Historical incidents highlight the real-world impact of URI-related exploits. In the 2010s, URL shortening services like bit.ly were abused in campaigns such as the Koobface worm, which used shortened URIs to redirect users to malware downloads, spreading via social media and infecting thousands of systems.[77] These exploits often combined open redirects with obfuscated malicious payloads, demonstrating how URI opacity can facilitate large-scale attacks.
Mitigations focus on defensive handling of URIs during parsing and resolution.
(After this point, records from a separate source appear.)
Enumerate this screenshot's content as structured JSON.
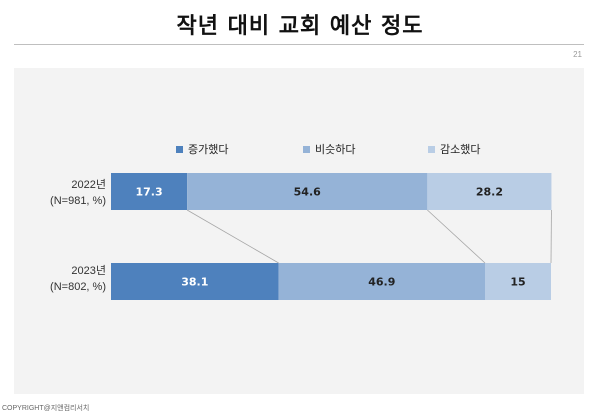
{
  "title": "작년 대비 교회 예산 정도",
  "page_number": "21",
  "copyright": "COPYRIGHT@지앤컴리서치",
  "chart_data": {
    "type": "bar",
    "orientation": "horizontal",
    "stacked": true,
    "categories": [
      {
        "year": "2022년",
        "note": "(N=981, %)"
      },
      {
        "year": "2023년",
        "note": "(N=802, %)"
      }
    ],
    "series": [
      {
        "name": "증가했다",
        "values": [
          17.3,
          38.1
        ],
        "color": "#4e81bd"
      },
      {
        "name": "비슷하다",
        "values": [
          54.6,
          46.9
        ],
        "color": "#95b3d7"
      },
      {
        "name": "감소했다",
        "values": [
          28.2,
          15
        ],
        "color": "#b9cde5"
      }
    ],
    "value_labels": [
      [
        "17.3",
        "54.6",
        "28.2"
      ],
      [
        "38.1",
        "46.9",
        "15"
      ]
    ],
    "label_colors": [
      "#ffffff",
      "#222222",
      "#222222"
    ],
    "connector_lines": true,
    "legend": "top-center",
    "xlim": [
      0,
      100
    ],
    "grid": false
  }
}
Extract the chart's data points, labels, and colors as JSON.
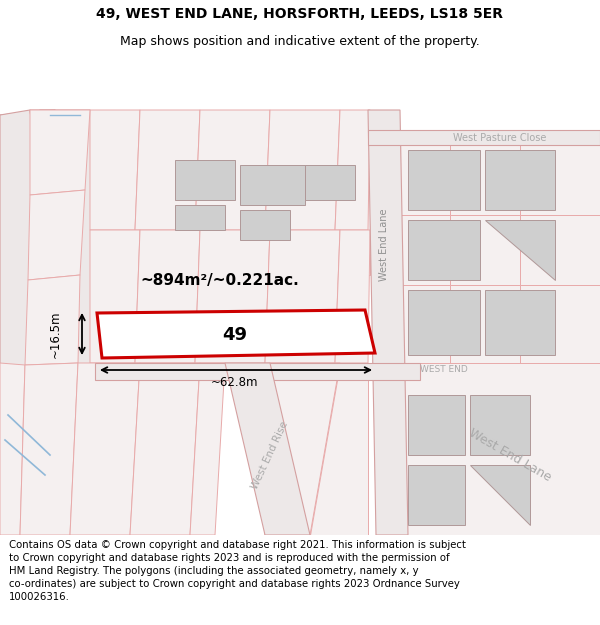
{
  "title_line1": "49, WEST END LANE, HORSFORTH, LEEDS, LS18 5ER",
  "title_line2": "Map shows position and indicative extent of the property.",
  "footer_text": "Contains OS data © Crown copyright and database right 2021. This information is subject\nto Crown copyright and database rights 2023 and is reproduced with the permission of\nHM Land Registry. The polygons (including the associated geometry, namely x, y\nco-ordinates) are subject to Crown copyright and database rights 2023 Ordnance Survey\n100026316.",
  "area_label": "~894m²/~0.221ac.",
  "number_label": "49",
  "width_label": "~62.8m",
  "height_label": "~16.5m",
  "street_west_end": "WEST END",
  "street_west_end_lane_v": "West End Lane",
  "street_west_end_lane_diag": "West End Lane",
  "street_west_pasture": "West Pasture Close",
  "street_west_end_rise": "West End Rise",
  "title_fontsize": 10,
  "subtitle_fontsize": 9,
  "footer_fontsize": 7.3,
  "map_bg": "#f7f3f3"
}
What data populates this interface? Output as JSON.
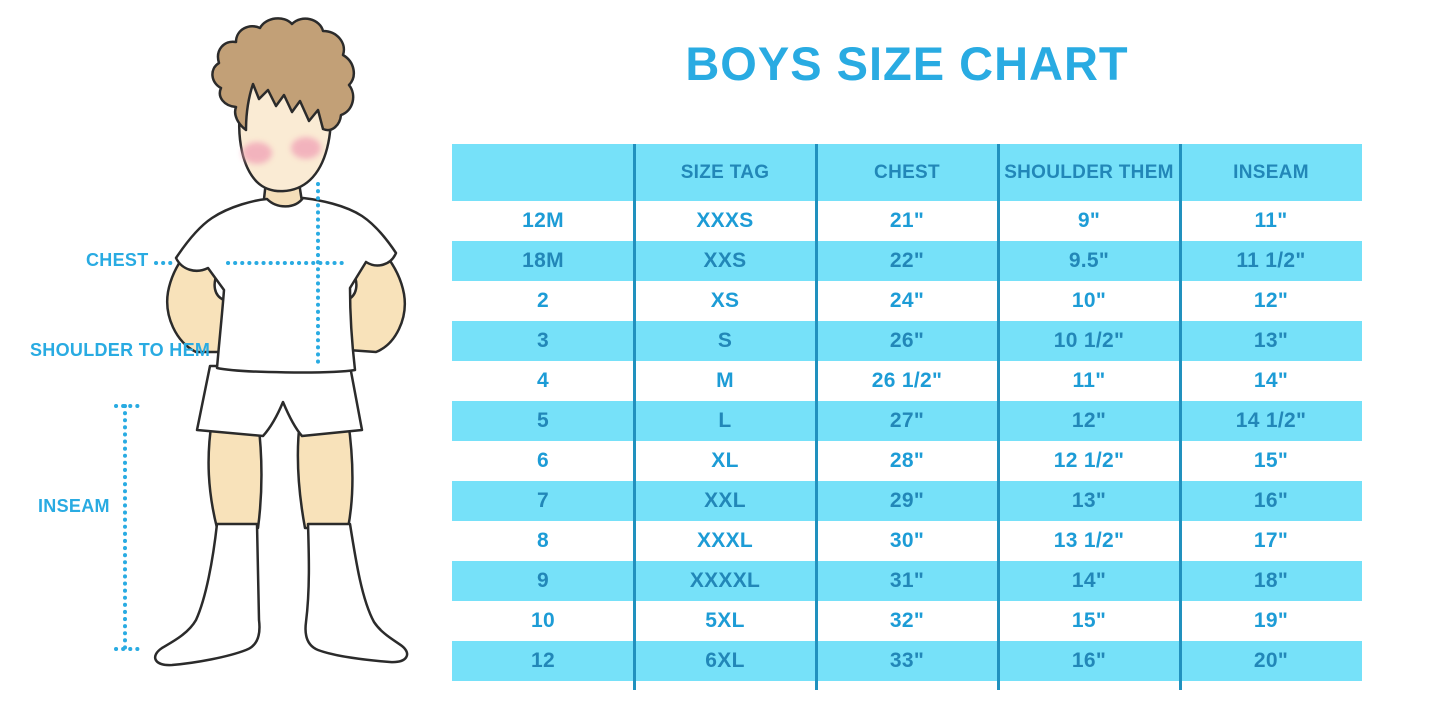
{
  "title": "BOYS SIZE CHART",
  "chart_data": {
    "type": "table",
    "title": "BOYS SIZE CHART",
    "columns": [
      "",
      "SIZE TAG",
      "CHEST",
      "SHOULDER THEM",
      "INSEAM"
    ],
    "rows": [
      [
        "12M",
        "XXXS",
        "21\"",
        "9\"",
        "11\""
      ],
      [
        "18M",
        "XXS",
        "22\"",
        "9.5\"",
        "11 1/2\""
      ],
      [
        "2",
        "XS",
        "24\"",
        "10\"",
        "12\""
      ],
      [
        "3",
        "S",
        "26\"",
        "10 1/2\"",
        "13\""
      ],
      [
        "4",
        "M",
        "26 1/2\"",
        "11\"",
        "14\""
      ],
      [
        "5",
        "L",
        "27\"",
        "12\"",
        "14 1/2\""
      ],
      [
        "6",
        "XL",
        "28\"",
        "12 1/2\"",
        "15\""
      ],
      [
        "7",
        "XXL",
        "29\"",
        "13\"",
        "16\""
      ],
      [
        "8",
        "XXXL",
        "30\"",
        "13 1/2\"",
        "17\""
      ],
      [
        "9",
        "XXXXL",
        "31\"",
        "14\"",
        "18\""
      ],
      [
        "10",
        "5XL",
        "32\"",
        "15\"",
        "19\""
      ],
      [
        "12",
        "6XL",
        "33\"",
        "16\"",
        "20\""
      ]
    ],
    "layout": {
      "stripe_pattern": "header blue, then rows alternate white/blue",
      "grid": "vertical column dividers only"
    }
  },
  "figure": {
    "labels": {
      "chest": "CHEST",
      "shoulder_to_hem": "SHOULDER TO HEM",
      "inseam": "INSEAM"
    }
  },
  "colors": {
    "accent_blue": "#29ABE2",
    "row_cyan": "#76E1F9",
    "text_on_white": "#1D9CD6",
    "text_on_cyan": "#2287B8",
    "divider": "#2191BE",
    "hair": "#C2A077",
    "skin_face": "#FAEBD4",
    "skin_limbs": "#F8E2BA",
    "blush": "#F1A6B8",
    "outline": "#2B2B2B"
  }
}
URI validation involves checking schemes, hosts, and parameters against whitelists to block untrusted inputs, while browser sandboxing isolates URI processing to prevent privilege escalation from malicious schemes.[78] Content-Security-Policy (CSP) headers provide an additional layer by restricting executable scripts and navigations, effectively blocking javascript: and certain data: executions in modern browsers.[79]
Best practices emphasize proactive design to minimize exposure. Developers should avoid the deprecated userinfo component (e.g., username:password@host) in URIs, as it exposes credentials in logs and browser histories; instead, use secure alternatives like HTTPS with authentication headers.[80] Always validate allowed schemes (e.g., restricting to https:) and enforce HTTPS to encrypt URIs in transit, preventing interception of sensitive parameters during resolution.[81]